Indiana Jones and the great divide

The holiday weekend is almost over and “Indiana Jones and the Kingdom of the Crystal Skull” has earned a ton of money -– just short of a record amount, as a matter of fact.

Harrison Ford plays Indiana Jones in "Indiana Jones and the Kingdom of the Crystal Skull."

But has it earned goodwill? Plenty, but not an overwhelming amount.

Rottentomatoes.com’s Tomato Meter stands at 79 percent -– very good, but not the 93 percent posted by “Iron Man” a few weeks ago. “Crystal Skull” received a 67 from Metacritic.

And for every Roger Ebert, who points out that you can only compare Indiana Jones films to other Indiana Jones films (and has high praise for them all), there’s iReport contributor borisvukov, who called it “absolutely horrible.”

But what fascinates me is how many reviewers lay credit (or blame) at Steven Spielberg’s feet. Yes, the man is the director (and in an auteur universe, the director is all), and he’s as much of a draw as star Harrison Ford and producer George Lucas. (And I can remember, when “Raiders of the Lost Ark” came out in 1981, Lucas was the main draw - Harrison Ford was a “Star Wars” supporting actor, and Spielberg, though championed as the man who directed “Jaws” and “Close Encounters of the Third Kind,” was coming off the flop “1941.”)

Anyway, I’d say Spielberg is the reason “Crystal Skull” works as well as it does. What other director could pull off the opening game of chicken with such effortless suspense - and over the credit sequence, yet? Who else could handle that nuclear ghost town sequence with such wit?

No, I’d say the movie’s problems (and a chunk of responsibility for those problems) lie with the script (by David “Mission: Impossible” Koepp) and - yes - Lucas, who wanted to do something along the lines of “Indiana Jones and the Martians from Mars.”

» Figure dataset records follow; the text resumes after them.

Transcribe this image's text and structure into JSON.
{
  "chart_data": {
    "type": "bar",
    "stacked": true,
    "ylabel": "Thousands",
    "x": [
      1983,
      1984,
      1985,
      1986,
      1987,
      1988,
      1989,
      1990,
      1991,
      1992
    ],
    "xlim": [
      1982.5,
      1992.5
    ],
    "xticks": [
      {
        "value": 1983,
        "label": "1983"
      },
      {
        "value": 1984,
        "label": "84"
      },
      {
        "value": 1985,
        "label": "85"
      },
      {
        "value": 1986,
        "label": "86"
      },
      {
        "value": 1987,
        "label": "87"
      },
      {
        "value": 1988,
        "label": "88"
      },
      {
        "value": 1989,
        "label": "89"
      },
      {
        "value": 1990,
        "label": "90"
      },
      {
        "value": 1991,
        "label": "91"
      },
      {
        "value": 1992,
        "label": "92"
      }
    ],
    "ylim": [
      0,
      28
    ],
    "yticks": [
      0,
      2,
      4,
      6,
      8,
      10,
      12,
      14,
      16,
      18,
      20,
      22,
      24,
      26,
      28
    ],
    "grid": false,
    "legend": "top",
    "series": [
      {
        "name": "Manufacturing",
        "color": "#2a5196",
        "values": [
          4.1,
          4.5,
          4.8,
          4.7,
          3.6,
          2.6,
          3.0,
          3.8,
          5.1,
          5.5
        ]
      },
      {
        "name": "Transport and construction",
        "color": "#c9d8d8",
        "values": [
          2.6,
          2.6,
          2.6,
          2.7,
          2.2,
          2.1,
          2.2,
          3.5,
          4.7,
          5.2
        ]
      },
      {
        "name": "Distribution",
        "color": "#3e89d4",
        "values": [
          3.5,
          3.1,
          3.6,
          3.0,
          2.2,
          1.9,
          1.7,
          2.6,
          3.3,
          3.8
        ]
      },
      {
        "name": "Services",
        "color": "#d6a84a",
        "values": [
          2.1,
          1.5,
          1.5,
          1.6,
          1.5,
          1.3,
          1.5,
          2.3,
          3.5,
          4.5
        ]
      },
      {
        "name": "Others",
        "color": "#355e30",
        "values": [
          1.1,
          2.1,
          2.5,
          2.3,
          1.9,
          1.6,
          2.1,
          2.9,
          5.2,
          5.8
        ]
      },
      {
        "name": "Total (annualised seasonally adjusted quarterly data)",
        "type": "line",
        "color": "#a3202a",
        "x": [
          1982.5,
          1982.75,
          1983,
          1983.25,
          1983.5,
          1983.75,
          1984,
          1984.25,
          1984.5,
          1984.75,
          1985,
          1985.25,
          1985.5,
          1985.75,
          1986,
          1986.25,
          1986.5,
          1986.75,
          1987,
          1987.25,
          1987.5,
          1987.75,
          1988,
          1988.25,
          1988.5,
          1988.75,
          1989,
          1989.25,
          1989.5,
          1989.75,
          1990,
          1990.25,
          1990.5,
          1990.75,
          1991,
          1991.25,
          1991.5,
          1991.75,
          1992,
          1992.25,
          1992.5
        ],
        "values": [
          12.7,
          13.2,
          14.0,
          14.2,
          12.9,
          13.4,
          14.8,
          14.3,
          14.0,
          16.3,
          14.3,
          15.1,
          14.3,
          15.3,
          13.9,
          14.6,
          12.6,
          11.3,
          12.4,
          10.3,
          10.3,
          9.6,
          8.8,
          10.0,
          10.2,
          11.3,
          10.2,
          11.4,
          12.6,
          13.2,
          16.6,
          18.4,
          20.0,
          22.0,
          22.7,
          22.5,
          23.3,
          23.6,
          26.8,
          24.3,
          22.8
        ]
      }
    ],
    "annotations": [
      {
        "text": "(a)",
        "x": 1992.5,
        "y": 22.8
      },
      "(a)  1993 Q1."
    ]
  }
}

Lucas may know his action tropes, but Harrison Ford had him right during the production of “Star Wars” when he said, “George, you can type this [crap], but you sure as hell can’t say it.” When the pulp overwhelms the wit in “Crystal Skull,” the film feels like what Lucas probably had in mind. What Lawrence Kasdan or Philip Kaufman could have done with this material!